Still, the two young athletes trudged up Super Gully on the southwest face of the mountain. Then they walked a narrow ridgeline past a false summit to the high point.
“We went up Super Gully and it seemed like we’d take one step and slide back,” Thijs said. “And there was a quarter-mile of ridgeline where we had to be careful because of the snow. We saw footsteps where someone had made it nearly to the top only to turn around.”
“They say it’s better to do in spring when snow is covering the mountain because of all the loose scree,” Lloyd said.
Thijs went to the top first, post-holing through the snow, using his ski poles and finally crawling up the snow.
Thijs held the record as the youngest climber to conquer all of Idaho’s nine Twelvers until his younger brother followed, sometimes walking in his brother’s footprints and sometimes in footprints his father had made for him.
Upon reaching the top, they chowed down in celebration.
“Mom always packed us the best food — muffins, peanut butter and jelly sandwiches, macaroni, Inka corn…” Cody said.
David Lloyd says the experience contributed to the boys’ love of place.
“They learned how exploring even within an hour of Ketchum is pretty special — there’s no way to get bored around here. A lot of people have to search for the kinds of experiences we enjoy.”

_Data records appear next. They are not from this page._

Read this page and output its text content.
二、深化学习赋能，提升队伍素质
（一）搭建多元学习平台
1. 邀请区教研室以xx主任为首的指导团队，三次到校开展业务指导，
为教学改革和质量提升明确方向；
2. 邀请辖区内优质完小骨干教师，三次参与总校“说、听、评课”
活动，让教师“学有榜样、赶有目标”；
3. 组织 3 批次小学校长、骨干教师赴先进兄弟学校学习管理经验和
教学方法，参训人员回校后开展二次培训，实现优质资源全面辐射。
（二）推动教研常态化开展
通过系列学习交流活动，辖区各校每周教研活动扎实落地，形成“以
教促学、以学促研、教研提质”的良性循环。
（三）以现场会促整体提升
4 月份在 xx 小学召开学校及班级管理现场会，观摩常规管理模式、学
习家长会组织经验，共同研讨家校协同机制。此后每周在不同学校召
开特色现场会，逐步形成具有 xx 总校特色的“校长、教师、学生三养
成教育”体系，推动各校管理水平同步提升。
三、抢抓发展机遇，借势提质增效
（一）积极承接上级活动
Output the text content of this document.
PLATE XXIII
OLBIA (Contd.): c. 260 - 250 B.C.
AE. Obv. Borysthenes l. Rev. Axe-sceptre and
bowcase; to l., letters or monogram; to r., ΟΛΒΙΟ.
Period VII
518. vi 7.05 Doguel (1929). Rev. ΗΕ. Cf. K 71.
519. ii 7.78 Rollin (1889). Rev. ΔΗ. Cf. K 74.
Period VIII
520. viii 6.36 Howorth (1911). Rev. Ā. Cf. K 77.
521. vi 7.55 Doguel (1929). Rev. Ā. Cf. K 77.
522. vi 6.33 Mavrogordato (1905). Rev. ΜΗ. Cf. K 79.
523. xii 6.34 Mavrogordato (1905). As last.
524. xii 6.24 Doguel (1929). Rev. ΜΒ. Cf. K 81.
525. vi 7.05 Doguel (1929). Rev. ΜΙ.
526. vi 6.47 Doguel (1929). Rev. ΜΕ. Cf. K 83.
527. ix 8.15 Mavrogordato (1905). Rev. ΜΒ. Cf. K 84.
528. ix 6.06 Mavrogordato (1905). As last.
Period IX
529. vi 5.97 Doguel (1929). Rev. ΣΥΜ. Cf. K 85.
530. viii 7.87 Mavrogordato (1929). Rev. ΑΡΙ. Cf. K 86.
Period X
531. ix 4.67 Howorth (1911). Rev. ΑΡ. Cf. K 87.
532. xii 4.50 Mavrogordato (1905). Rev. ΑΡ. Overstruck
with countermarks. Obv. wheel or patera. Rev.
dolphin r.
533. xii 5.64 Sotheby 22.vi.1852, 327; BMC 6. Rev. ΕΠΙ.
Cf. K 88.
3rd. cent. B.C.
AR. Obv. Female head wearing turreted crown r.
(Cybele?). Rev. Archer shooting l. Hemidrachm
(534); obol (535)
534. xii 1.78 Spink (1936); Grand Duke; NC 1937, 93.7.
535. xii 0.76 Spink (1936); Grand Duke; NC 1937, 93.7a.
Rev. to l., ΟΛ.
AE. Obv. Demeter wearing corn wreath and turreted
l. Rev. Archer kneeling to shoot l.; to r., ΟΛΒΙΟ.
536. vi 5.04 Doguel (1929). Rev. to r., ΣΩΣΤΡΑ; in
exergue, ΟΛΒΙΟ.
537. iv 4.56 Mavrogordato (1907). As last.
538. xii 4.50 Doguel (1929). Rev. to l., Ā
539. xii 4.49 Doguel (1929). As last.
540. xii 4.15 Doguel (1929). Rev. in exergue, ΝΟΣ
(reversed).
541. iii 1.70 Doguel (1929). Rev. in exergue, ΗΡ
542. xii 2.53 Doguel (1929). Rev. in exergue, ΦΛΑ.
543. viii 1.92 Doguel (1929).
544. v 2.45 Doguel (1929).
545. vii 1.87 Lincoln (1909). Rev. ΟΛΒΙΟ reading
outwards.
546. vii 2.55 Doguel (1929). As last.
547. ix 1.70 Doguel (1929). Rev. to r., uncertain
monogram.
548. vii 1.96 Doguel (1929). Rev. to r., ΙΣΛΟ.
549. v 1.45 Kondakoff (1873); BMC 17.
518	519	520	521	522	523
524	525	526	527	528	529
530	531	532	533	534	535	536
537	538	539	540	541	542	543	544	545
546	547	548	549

Wolfe said she appreciated how the boys realized that they can accomplish something if they put their mind to it.
“They loved having big goals and realizing, ‘We can do things that are hard.,” she said
“We also learned that teamwork makes dreams come true,” he said. “A dream with a bad team is a nightmare.”
Cody said he was “exceedingly sad” when the final goal was behind him.
“I wanted to keep going on,” he said.
The family competed in the Baldy Hill Climb up 3,400-foot Bald Mountain the following weekend.
“Now, we’re looking for a BHAG—a big hairy adventurous goal!” said Cody.